We own a noncontrolling equity interest in Late July Snacks LLC (“Late July”), an organic snack food company. This investment is reflected in other noncurrent assets on the Condensed Consolidated Balance Sheets. Equity earnings, which are not material, are included in other income/expense, net on the Condensed Consolidated Statements of Income. We also manufacture and distribute products for Late July. Contract manufacturing revenue from Late July was approximately $1.3 million and $0.8 million during the third quarter of 2013 and 2012, respectively, and $3.1 million and $3.3 million, for the first nine months of 2013 and 2012, respectively. In addition, we purchase products from Late July to sell through our IBO distribution network. Purchases from Late July were $1.5 million and $0.5 million during the third quarter of 2013 and 2012, respectively, and $3.3 million and $1.1 million for the first nine months of 2013 and 2012, respectively. Accounts receivable due from Late July totaled $0.6 million and $0.5 million at September 28, 2013, and December 29, 2012, respectively.

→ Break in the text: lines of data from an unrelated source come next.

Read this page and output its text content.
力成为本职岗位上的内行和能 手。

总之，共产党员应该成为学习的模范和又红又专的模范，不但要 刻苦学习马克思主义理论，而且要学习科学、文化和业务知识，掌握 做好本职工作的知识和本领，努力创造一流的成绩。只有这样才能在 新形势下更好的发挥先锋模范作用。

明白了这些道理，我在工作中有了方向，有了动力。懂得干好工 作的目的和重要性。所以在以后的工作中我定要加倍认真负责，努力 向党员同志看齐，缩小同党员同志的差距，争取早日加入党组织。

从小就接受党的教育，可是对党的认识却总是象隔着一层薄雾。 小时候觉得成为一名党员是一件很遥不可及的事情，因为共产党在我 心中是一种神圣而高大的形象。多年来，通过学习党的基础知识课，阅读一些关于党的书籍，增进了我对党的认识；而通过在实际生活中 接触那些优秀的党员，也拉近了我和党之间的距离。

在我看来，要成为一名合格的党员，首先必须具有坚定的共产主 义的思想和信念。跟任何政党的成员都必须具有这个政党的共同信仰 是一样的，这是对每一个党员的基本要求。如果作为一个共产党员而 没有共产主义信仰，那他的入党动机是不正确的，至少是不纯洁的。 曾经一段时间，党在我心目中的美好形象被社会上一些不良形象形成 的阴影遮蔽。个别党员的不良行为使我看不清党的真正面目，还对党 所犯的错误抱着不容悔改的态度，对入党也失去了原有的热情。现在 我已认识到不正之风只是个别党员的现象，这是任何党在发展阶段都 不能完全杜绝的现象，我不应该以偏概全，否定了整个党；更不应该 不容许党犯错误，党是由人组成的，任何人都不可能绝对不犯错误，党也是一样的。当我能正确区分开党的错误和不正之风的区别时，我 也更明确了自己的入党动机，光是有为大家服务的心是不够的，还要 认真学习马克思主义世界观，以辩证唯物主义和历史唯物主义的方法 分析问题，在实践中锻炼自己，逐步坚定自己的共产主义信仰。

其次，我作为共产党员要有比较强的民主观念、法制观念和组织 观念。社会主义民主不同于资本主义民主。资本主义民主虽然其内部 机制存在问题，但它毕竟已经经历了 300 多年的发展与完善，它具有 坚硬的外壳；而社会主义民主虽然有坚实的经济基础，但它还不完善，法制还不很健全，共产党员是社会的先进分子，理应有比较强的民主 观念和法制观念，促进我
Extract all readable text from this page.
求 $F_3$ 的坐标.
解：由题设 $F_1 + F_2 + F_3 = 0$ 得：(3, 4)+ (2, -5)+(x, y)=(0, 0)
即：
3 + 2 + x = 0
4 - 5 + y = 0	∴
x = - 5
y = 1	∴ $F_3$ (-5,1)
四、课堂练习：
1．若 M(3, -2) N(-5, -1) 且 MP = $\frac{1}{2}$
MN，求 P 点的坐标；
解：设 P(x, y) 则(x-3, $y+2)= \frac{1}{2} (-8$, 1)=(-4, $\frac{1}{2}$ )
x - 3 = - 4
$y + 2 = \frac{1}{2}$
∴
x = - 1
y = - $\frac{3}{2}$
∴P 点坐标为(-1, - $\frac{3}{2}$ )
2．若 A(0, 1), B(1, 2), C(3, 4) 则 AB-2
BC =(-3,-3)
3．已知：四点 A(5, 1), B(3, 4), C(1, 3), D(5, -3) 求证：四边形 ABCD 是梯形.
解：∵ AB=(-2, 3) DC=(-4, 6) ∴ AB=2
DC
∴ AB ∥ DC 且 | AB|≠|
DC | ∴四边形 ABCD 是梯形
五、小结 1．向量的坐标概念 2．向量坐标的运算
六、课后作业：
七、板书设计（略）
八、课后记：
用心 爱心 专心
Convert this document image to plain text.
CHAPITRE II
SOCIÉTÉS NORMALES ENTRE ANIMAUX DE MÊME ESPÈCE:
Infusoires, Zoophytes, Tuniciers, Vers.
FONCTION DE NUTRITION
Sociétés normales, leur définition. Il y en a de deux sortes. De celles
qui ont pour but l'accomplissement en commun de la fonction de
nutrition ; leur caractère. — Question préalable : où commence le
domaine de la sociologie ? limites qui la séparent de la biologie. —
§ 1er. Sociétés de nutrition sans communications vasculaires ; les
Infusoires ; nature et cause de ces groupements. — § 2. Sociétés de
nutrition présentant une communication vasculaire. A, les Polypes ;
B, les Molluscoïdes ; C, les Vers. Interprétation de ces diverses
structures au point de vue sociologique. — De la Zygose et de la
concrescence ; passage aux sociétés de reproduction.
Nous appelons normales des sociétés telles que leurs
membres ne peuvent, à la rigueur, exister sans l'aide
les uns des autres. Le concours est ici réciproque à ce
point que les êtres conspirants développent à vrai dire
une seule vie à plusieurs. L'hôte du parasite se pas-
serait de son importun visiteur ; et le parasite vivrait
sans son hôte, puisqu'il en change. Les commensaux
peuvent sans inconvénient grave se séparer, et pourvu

ARWCO Corporation, MAW Associates, LP and Warehime Enterprises, Inc. are owned or controlled by the Chairman of the Board of Snyder’s-Lance, Inc. or his family members. Among other unrelated business activities, these entities provide financing to IBOs for the purchase of route businesses and trucks. We have entered into loan service agreements with these related parties that allow us to repurchase certain distribution assets in the event an IBO defaults on a loan with the related party. We are required to repurchase the assets 30 days after default at the value as defined in the loan service agreement which approximates fair market value. As of September 28, 2013, there were outstanding loans made to IBOs by the related parties of approximately $32.0 million compared to $37.0 million in loans outstanding as of December 29, 2012. Our Chairman of the Board also serves as an officer and/or director of these entities. Transactions with these related parties are primarily related to the collection and remittance of loan payments on notes receivable held by the related parties. We are reimbursed for certain overhead and administrative services associated with the services provided to these related parties. The receivables from, payables to and administrative fees from these entities are not significant for any period presented.
A Connecticut warehouse used to support our distribution network is leased from a company partially owned by an employee. There were $0.2 million in lease payments made to this company during both the first nine months of 2013 and of 2012.
One of our directors, C. Peter Carlucci, Jr., is a member of Eckert Seamans Cherin & Mellott, LLC (“Eckert”), which serves as one of our outside legal firms. Expenses incurred for services provided by Eckert were $0.2 million and less than $0.1 million for the third quarter of 2013 and 2012, respectively, and $0.6 million and $0.2 million for the first nine months of 2013 and 2012, respectively.